The impact of SPMs should not be exclusively technical in nature. In medicine and public health, for example, we might imagine full-time staff devoted to science communication and public outreach, working closely with community leaders at religious organizations, food banks, and homeless shelters to ensure that local needs are consistently being represented to university researchers and other thought leaders.
Conversely, these lines of communication can ensure that advances originating in universities are being translated into local action. And by establishing strong relationships well in advance of public crises, we can ensure that our research institutions can anticipate and more rapidly work to organically and equitably distribute the fruits of our research enterprise when called upon to do so.
The success of US science has been built on decades of highly evolved decision making and a rich ecosystem of research institutions. Rising to the challenge of the twenty-first century will require that we continue this introspective tradition. As we confront unprecedented challenges as a society, we need to take a broader, more integrative view of research, and also incorporate serving the needs of our country as a fundamental metric by which we evaluate scientific success. To accomplish this expanded approach, we need to find ways to scale our work to reach more people more quickly.

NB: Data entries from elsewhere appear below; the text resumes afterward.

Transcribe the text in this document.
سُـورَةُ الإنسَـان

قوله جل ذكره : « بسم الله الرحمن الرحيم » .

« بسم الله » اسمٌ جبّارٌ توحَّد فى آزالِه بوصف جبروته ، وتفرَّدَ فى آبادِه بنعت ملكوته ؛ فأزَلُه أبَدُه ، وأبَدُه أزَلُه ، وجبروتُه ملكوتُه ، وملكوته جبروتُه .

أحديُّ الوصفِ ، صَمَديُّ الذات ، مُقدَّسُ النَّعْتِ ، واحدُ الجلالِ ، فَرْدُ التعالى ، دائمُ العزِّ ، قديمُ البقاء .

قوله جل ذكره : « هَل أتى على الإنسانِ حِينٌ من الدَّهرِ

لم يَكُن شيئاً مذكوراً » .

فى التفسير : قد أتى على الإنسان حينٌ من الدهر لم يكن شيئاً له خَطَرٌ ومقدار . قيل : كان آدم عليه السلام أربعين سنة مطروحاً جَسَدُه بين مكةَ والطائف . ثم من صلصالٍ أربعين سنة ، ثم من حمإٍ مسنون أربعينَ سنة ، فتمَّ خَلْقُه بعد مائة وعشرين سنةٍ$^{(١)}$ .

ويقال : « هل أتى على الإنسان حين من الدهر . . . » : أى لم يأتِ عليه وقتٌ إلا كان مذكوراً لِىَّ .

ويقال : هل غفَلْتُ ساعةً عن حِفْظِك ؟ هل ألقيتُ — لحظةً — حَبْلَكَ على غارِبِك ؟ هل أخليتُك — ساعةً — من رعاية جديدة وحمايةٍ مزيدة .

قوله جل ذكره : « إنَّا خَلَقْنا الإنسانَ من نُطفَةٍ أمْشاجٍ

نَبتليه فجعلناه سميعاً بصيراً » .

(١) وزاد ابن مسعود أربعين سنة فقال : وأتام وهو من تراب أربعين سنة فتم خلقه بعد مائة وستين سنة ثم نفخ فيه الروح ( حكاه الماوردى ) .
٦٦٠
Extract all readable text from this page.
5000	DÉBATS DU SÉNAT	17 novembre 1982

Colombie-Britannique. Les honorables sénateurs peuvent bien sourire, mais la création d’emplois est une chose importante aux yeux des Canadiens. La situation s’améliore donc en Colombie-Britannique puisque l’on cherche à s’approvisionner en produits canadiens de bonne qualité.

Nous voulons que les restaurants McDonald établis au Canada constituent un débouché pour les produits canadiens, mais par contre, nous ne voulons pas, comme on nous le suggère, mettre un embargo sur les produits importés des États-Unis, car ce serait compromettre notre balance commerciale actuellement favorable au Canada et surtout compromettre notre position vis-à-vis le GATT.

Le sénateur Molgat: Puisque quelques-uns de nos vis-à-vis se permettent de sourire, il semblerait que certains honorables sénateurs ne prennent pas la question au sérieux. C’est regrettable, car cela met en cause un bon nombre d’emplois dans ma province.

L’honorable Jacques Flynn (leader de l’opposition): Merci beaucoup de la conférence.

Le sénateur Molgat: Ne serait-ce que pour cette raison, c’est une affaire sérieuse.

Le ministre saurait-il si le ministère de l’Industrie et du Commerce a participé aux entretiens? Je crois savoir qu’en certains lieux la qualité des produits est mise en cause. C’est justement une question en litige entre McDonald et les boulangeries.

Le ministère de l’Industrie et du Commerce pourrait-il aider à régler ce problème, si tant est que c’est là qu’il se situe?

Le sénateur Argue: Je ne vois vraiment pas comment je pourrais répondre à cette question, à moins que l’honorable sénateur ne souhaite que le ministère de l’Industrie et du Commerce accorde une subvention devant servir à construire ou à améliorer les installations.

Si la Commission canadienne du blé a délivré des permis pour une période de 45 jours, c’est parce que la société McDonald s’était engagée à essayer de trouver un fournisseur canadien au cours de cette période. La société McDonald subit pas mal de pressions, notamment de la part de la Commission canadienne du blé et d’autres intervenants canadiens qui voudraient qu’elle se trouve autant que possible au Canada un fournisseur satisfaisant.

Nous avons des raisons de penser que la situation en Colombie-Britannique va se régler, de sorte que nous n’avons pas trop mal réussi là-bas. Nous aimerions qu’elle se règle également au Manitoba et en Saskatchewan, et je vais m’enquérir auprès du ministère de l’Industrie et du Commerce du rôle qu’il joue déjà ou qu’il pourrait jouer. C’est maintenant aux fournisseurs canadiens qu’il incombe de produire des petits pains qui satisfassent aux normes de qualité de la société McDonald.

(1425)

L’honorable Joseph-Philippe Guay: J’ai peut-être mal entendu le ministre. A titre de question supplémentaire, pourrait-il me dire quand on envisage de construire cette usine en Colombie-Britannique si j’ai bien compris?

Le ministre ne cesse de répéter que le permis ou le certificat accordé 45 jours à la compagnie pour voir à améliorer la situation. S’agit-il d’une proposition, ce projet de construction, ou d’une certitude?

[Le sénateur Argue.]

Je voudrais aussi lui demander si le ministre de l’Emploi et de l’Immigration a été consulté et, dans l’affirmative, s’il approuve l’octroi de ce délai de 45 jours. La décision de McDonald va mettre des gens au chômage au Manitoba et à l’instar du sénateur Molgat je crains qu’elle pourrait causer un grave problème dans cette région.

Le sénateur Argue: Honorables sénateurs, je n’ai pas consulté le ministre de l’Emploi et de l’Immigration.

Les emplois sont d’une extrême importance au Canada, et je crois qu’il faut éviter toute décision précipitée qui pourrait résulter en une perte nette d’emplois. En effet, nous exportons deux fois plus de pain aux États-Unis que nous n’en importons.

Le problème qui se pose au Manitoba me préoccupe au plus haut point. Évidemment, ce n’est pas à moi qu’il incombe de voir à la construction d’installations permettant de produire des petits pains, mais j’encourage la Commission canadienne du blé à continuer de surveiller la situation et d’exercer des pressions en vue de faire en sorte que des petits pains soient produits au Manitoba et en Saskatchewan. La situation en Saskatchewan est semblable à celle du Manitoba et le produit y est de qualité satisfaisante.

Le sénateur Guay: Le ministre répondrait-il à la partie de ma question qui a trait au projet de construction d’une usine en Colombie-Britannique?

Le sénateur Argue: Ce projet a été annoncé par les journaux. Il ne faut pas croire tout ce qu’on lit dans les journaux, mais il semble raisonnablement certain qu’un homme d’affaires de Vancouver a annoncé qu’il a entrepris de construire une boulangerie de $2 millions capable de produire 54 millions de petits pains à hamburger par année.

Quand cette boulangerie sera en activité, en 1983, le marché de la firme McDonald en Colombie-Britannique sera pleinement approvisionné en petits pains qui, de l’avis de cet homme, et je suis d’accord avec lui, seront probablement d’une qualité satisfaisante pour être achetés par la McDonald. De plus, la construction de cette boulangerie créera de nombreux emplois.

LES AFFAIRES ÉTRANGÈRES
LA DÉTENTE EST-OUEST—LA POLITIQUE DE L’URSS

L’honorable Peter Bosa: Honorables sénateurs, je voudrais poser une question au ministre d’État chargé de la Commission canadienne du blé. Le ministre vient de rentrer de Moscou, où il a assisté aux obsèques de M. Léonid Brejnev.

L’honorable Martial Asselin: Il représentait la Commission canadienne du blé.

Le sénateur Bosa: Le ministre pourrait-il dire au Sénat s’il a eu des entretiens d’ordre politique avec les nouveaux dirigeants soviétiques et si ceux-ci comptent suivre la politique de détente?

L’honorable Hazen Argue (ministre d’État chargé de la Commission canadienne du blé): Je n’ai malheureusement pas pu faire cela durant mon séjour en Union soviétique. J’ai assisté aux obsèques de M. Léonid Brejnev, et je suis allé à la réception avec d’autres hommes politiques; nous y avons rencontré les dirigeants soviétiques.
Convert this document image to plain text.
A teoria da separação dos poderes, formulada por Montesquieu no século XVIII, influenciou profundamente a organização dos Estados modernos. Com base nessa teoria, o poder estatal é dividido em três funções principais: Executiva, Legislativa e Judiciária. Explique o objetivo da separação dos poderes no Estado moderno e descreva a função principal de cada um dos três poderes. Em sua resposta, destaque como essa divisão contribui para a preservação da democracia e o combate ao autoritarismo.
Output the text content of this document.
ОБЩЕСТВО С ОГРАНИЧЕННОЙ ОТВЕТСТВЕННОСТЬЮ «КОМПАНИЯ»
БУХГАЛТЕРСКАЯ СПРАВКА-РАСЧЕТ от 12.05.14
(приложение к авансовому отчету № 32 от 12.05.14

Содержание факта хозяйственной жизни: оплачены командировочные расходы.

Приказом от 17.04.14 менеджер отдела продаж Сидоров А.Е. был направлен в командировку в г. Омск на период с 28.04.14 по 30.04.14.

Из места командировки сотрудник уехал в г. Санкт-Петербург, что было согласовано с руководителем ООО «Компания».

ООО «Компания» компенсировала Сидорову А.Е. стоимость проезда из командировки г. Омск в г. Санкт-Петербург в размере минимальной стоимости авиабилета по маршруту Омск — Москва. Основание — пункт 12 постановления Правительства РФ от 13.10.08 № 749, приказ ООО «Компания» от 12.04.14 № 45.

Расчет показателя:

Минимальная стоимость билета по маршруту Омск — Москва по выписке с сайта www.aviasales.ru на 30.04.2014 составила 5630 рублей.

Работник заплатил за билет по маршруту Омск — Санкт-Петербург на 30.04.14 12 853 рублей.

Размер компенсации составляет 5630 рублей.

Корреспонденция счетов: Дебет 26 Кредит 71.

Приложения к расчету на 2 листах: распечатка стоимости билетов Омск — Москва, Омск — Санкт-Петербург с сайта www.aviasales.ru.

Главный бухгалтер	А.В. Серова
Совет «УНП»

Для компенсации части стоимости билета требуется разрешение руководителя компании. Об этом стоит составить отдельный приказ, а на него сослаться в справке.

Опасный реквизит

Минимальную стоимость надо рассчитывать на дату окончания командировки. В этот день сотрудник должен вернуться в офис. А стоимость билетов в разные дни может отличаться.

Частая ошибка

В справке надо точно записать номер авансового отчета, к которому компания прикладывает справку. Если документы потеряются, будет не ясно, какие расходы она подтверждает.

Today, when we think about the words “scale” or “scalable,” we think of the tech giants or unicorn startups that capture larger and larger numbers of users for digital platforms at a dizzying pace. We experience the weight of Facebook’s awesome power over the news media, elections, and the global ramifications of its algorithmic tweaks and product decisions. We feel the visceral impact of Amazon’s relentless march into one vertical after another: from books to groceries to cinema to the infrastructure of the internet itself. What we haven’t tried is scaling the impact of our research environments by creating cross-institutional science and technology ecosystems so that a similar immediate impact could be felt for the country’s most pressing problems. SPMs offer a way to seed the development of such environments by connecting our cutting-edge research with our local communities and applying our nation’s vast investment in science and technology more directly to making life better for more Americans.